Reformatting/Summarizing a Data Table

I want to add a column on the left with 2 rows - 1 yes, 1 no and have the total number of 1's be counted for the yes row and 0's for the no 1.

I was thinking it was pivot_wider or longer, but I can't seem to figure it out, any help would be hugely appreciated!

I think you can do this with mutate() and rowSums():

tibble(a = sample(c(0,1), replace = TRUE, size=5),
              b = sample(c(0,1), replace = TRUE, size=5),
              c = sample(c(0,1), replace = TRUE, size=5)) %>% 
  mutate(yes = rowSums(.), no = ncol(.) - rowSums(.))

The mutate() is the operative portion. That's summing all of the 1s and then, essentially, using subtraction to figure out the sum of all of the 0s.
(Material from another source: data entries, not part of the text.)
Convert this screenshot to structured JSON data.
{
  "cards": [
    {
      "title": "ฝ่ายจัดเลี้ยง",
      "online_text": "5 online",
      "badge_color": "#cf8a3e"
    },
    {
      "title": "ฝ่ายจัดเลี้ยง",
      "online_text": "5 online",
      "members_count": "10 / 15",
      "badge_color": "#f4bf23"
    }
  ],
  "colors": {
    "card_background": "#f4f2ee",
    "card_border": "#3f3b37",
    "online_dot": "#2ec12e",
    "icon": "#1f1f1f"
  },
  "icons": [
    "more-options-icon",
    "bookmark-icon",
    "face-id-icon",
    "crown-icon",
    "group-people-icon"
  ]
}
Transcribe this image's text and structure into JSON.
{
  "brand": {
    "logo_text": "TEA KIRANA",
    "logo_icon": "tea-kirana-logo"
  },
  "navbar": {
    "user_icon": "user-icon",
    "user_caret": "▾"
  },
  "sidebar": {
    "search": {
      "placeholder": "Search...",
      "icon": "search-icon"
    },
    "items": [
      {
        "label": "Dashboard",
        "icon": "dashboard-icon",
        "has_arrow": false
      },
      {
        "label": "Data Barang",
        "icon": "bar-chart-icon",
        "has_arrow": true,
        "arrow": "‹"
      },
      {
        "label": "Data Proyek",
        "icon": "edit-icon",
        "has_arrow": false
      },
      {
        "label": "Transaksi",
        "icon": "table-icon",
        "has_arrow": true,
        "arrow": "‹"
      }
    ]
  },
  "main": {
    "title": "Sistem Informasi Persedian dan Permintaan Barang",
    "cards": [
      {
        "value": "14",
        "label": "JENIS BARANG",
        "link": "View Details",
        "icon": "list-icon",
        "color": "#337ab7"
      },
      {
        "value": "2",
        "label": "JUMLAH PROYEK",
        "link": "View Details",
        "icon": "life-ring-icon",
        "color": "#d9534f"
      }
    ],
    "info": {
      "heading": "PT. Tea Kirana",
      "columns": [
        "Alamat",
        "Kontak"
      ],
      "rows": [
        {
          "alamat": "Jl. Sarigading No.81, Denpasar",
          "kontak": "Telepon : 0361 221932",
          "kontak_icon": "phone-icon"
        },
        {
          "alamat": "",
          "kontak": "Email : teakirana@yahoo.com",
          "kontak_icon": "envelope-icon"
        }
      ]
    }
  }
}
So, you want to have "yes" and "no" columns that total each row, but also add two additional rows for "yes" and "no?" It's starting to be a non-ideal structure for a typical data frame, but it's doable (if I'm understanding correctly):


# The base tibble with the yes/no totals calculated by row
df2 <-tibble(Survival = sample(c(0,1), replace = TRUE, size=470),
             PainB4 = sample(c(0,1), replace = TRUE, size=470),
             Haem = sample(c(0,1), replace = TRUE, size=470),
             Dysp = sample(c(0,1), replace = TRUE, size=470),
             Cough = sample(c(0,1), replace = TRUE, size=470),
             Weak = sample(c(0,1), replace = TRUE, size=470),
             DM = sample(c(0,1), replace = TRUE, size=470),
             HeartA = sample(c(0,1), replace = TRUE, size=470),
             Periph = sample(c(0,1), replace = TRUE, size=470),
             Smoke = sample(c(0,1), replace = TRUE, size=470),
             Asthma = sample(c(0,1), replace = TRUE, size=470)) %>% 
  # Caclculate the total yes and no for each row
  mutate(yes = rowSums(.), no = ncol(.) - rowSums(.)) %>% 
  # move yes and no to be the first columns
  relocate(yes, no)

# Make a data frame that totals up each column and has a row for "yes"
# and a row for "no." We'll make the "yes" total and then back into the "no"
# total.

# Make the "yes" row
summary_df <- tibble(summarise(df2, across(everything(), sum))) 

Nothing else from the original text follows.